Big Brother für die Wissenschaft: Die deutsche Physikerin Christiane Heinicke wird 365 Tage von Kameras überwacht in einer Raumstation leben, um eine Marsmission zu simulieren. Die karge Landschaft liegt auf Hawaii – aber fernab von Strand und Palmen.

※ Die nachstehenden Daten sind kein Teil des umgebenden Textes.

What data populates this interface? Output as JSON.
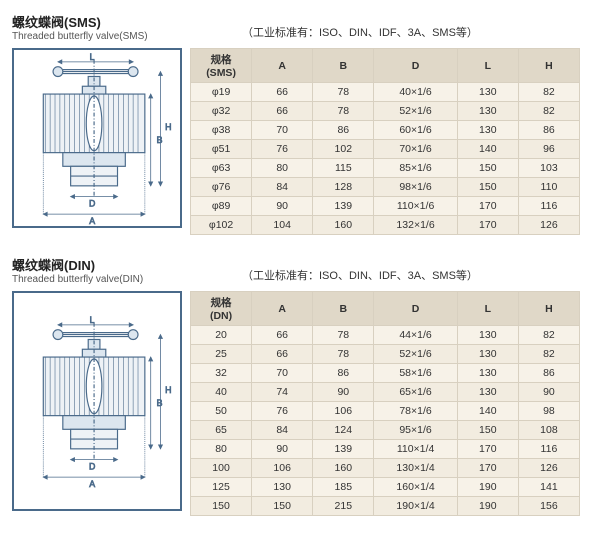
{
  "sections": [
    {
      "title_cn": "螺纹蝶阀(SMS)",
      "title_en": "Threaded butterfly valve(SMS)",
      "note": "（工业标准有：ISO、DIN、IDF、3A、SMS等）",
      "spec_header": "规格\\n(SMS)",
      "columns": [
        "A",
        "B",
        "D",
        "L",
        "H"
      ],
      "rows": [
        {
          "spec": "φ19",
          "A": "66",
          "B": "78",
          "D": "40×1/6",
          "L": "130",
          "H": "82"
        },
        {
          "spec": "φ32",
          "A": "66",
          "B": "78",
          "D": "52×1/6",
          "L": "130",
          "H": "82"
        },
        {
          "spec": "φ38",
          "A": "70",
          "B": "86",
          "D": "60×1/6",
          "L": "130",
          "H": "86"
        },
        {
          "spec": "φ51",
          "A": "76",
          "B": "102",
          "D": "70×1/6",
          "L": "140",
          "H": "96"
        },
        {
          "spec": "φ63",
          "A": "80",
          "B": "115",
          "D": "85×1/6",
          "L": "150",
          "H": "103"
        },
        {
          "spec": "φ76",
          "A": "84",
          "B": "128",
          "D": "98×1/6",
          "L": "150",
          "H": "110"
        },
        {
          "spec": "φ89",
          "A": "90",
          "B": "139",
          "D": "110×1/6",
          "L": "170",
          "H": "116"
        },
        {
          "spec": "φ102",
          "A": "104",
          "B": "160",
          "D": "132×1/6",
          "L": "170",
          "H": "126"
        }
      ]
    },
    {
      "title_cn": "螺纹蝶阀(DIN)",
      "title_en": "Threaded butterfly valve(DIN)",
      "note": "（工业标准有：ISO、DIN、IDF、3A、SMS等）",
      "spec_header": "规格\\n(DN)",
      "columns": [
        "A",
        "B",
        "D",
        "L",
        "H"
      ],
      "rows": [
        {
          "spec": "20",
          "A": "66",
          "B": "78",
          "D": "44×1/6",
          "L": "130",
          "H": "82"
        },
        {
          "spec": "25",
          "A": "66",
          "B": "78",
          "D": "52×1/6",
          "L": "130",
          "H": "82"
        },
        {
          "spec": "32",
          "A": "70",
          "B": "86",
          "D": "58×1/6",
          "L": "130",
          "H": "86"
        },
        {
          "spec": "40",
          "A": "74",
          "B": "90",
          "D": "65×1/6",
          "L": "130",
          "H": "90"
        },
        {
          "spec": "50",
          "A": "76",
          "B": "106",
          "D": "78×1/6",
          "L": "140",
          "H": "98"
        },
        {
          "spec": "65",
          "A": "84",
          "B": "124",
          "D": "95×1/6",
          "L": "150",
          "H": "108"
        },
        {
          "spec": "80",
          "A": "90",
          "B": "139",
          "D": "110×1/4",
          "L": "170",
          "H": "116"
        },
        {
          "spec": "100",
          "A": "106",
          "B": "160",
          "D": "130×1/4",
          "L": "170",
          "H": "126"
        },
        {
          "spec": "125",
          "A": "130",
          "B": "185",
          "D": "160×1/4",
          "L": "190",
          "H": "141"
        },
        {
          "spec": "150",
          "A": "150",
          "B": "215",
          "D": "190×1/4",
          "L": "190",
          "H": "156"
        }
      ]
    }
  ],
  "diagram_labels": {
    "L": "L",
    "H": "H",
    "A": "A",
    "B": "B",
    "D": "D"
  }
}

Stuttgart - Der Wohnungsvertrag ist gekündigt, mit Verwandten oder Freunden telefonieren kann Christiane Heinicke in den kommenden Monaten nicht. Denn die 29 Jahre alte Physikerin erprobt für 365 Tage das Leben auf dem Mars. An diesem Freitag schließt sich hinter ihr die Tür zur Station am Fuße des Vulkans Mauna Loa auf Hawaii. Sie ist dann zwar nicht auf dem Roten Planeten, aber trotzdem weitgehend abgeschottet von der Außenwelt. Verlassen darf sie den Kuppelbau nur noch im Raumanzug. Die Frau aus Sachsen-Anhalt ist die erste Deutsche, die Quartier in der Station bezieht.

 

In der Nachbildung einer Raumstation werden drei Männer und drei Frauen in einer Wohngemeinschaft leben und zugleich wissenschaftliche Untersuchungen anstellen. Das Projekt wird von der US-Weltraumbehörde Nasa und der Universität Hawaii betrieben. Hauptziel ist herauszufinden, wie sich die Gruppendynamik in einer solchen Isolation entwickelt – und wie sie sich steuern lässt. Dazu wird die Crew permanent von Kameras überwacht. Eine Art Big Brother für die Wissenschaft.

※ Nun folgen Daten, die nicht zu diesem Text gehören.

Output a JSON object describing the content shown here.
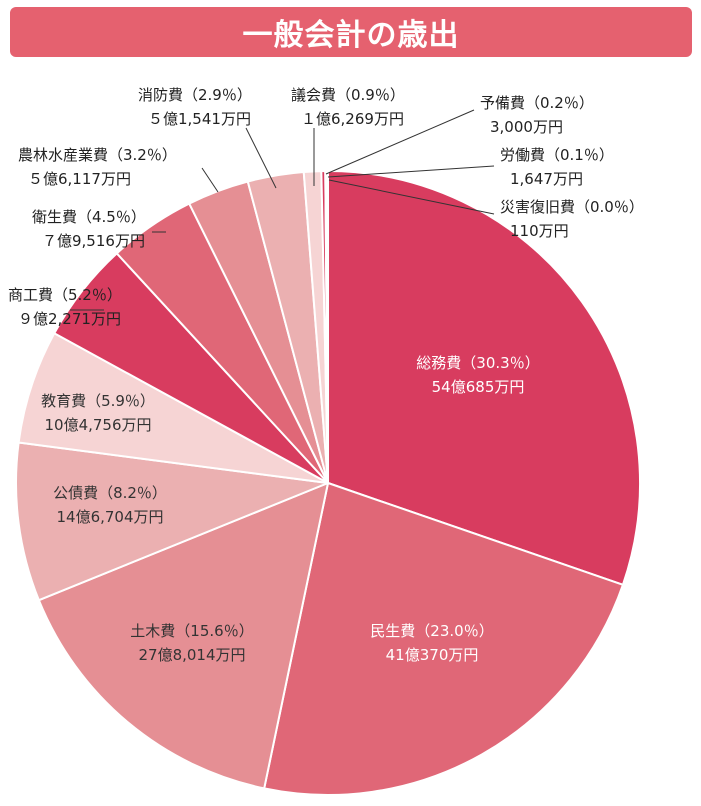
{
  "title": "一般会計の歳出",
  "chart_data": {
    "type": "pie",
    "slices": [
      {
        "name": "総務費",
        "percent": "（30.3％）",
        "value": 30.3,
        "amount": "54億685万円",
        "color": "#d83c5f"
      },
      {
        "name": "民生費",
        "percent": "（23.0％）",
        "value": 23.0,
        "amount": "41億370万円",
        "color": "#e06777"
      },
      {
        "name": "土木費",
        "percent": "（15.6％）",
        "value": 15.6,
        "amount": "27億8,014万円",
        "color": "#e58f94"
      },
      {
        "name": "公債費",
        "percent": "（8.2％）",
        "value": 8.2,
        "amount": "14億6,704万円",
        "color": "#ebb0b1"
      },
      {
        "name": "教育費",
        "percent": "（5.9％）",
        "value": 5.9,
        "amount": "10億4,756万円",
        "color": "#f6d4d4"
      },
      {
        "name": "商工費",
        "percent": "（5.2％）",
        "value": 5.2,
        "amount": "９億2,271万円",
        "color": "#d83c5f"
      },
      {
        "name": "衛生費",
        "percent": "（4.5％）",
        "value": 4.5,
        "amount": "７億9,516万円",
        "color": "#e06777"
      },
      {
        "name": "農林水産業費",
        "percent": "（3.2％）",
        "value": 3.2,
        "amount": "５億6,117万円",
        "color": "#e58f94"
      },
      {
        "name": "消防費",
        "percent": "（2.9％）",
        "value": 2.9,
        "amount": "５億1,541万円",
        "color": "#ebb0b1"
      },
      {
        "name": "議会費",
        "percent": "（0.9％）",
        "value": 0.9,
        "amount": "１億6,269万円",
        "color": "#f6d4d4"
      },
      {
        "name": "予備費",
        "percent": "（0.2％）",
        "value": 0.2,
        "amount": "3,000万円",
        "color": "#d83c5f"
      },
      {
        "name": "労働費",
        "percent": "（0.1％）",
        "value": 0.1,
        "amount": "1,647万円",
        "color": "#e06777"
      },
      {
        "name": "災害復旧費",
        "percent": "（0.0％）",
        "value": 0.04,
        "amount": "110万円",
        "color": "#e58f94"
      }
    ]
  }
}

Sorgen macht sich Heinicke deswegen nicht. „Die Daten werden verschlüsselt und sind nur ausgewählten Wissenschaftlern zugänglich“, erzählt sie. „Aber wir sind schon wie Labormäuse.“ Denn für die Untersuchungen werden die Insassen mit Armbändern ausgestattet, die Schritte zählen, den Puls messen und den Schlaf überwachen. Ihre Familie sei anfangs wenig begeistert von dem Plan gewesen. „Du bist verrückt“, hätten ihre Eltern gesagt. „Sie waren dann aber doch stolz, als ich mich für die Mission qualifiziert habe.“

Langsame Kommunikation mit der Außenwelt

Heinicke, derzeit Single, ist in Bitterfeld zur Schule gegangen und hat dann zunächst im thüringischen Ilmenau, später in Schweden studiert. Für ihre Promotion kehrte sie nach Thüringen zurück. Zuletzt forschte sie an der Aalto Universität in Finnland über Meereis. 2013 gewann sie den Klaus-Tschira-Preis für verständliche Wissenschaft. Mit dem Leben in einer Marsstation liebäugelt sie schon länger, hatte sich auch für ein ähnliches Projekt der Mars-Society in der Arktis beworben.

Es ist die vierte Mission in der Station auf Hawaii. Voriges Jahr war die Französin Lucie Poulet vom Deutschen Zentrum für Luft- und Raumfahrt mit dabei. Die nun anstehende Mission ist mit 365 Tagen die bisher längste. „Je länger die Missionen werden, desto besser können wir die Risiken der Raumfahrt verstehen lernen“, sagt Projektleiterin Kim Binsted.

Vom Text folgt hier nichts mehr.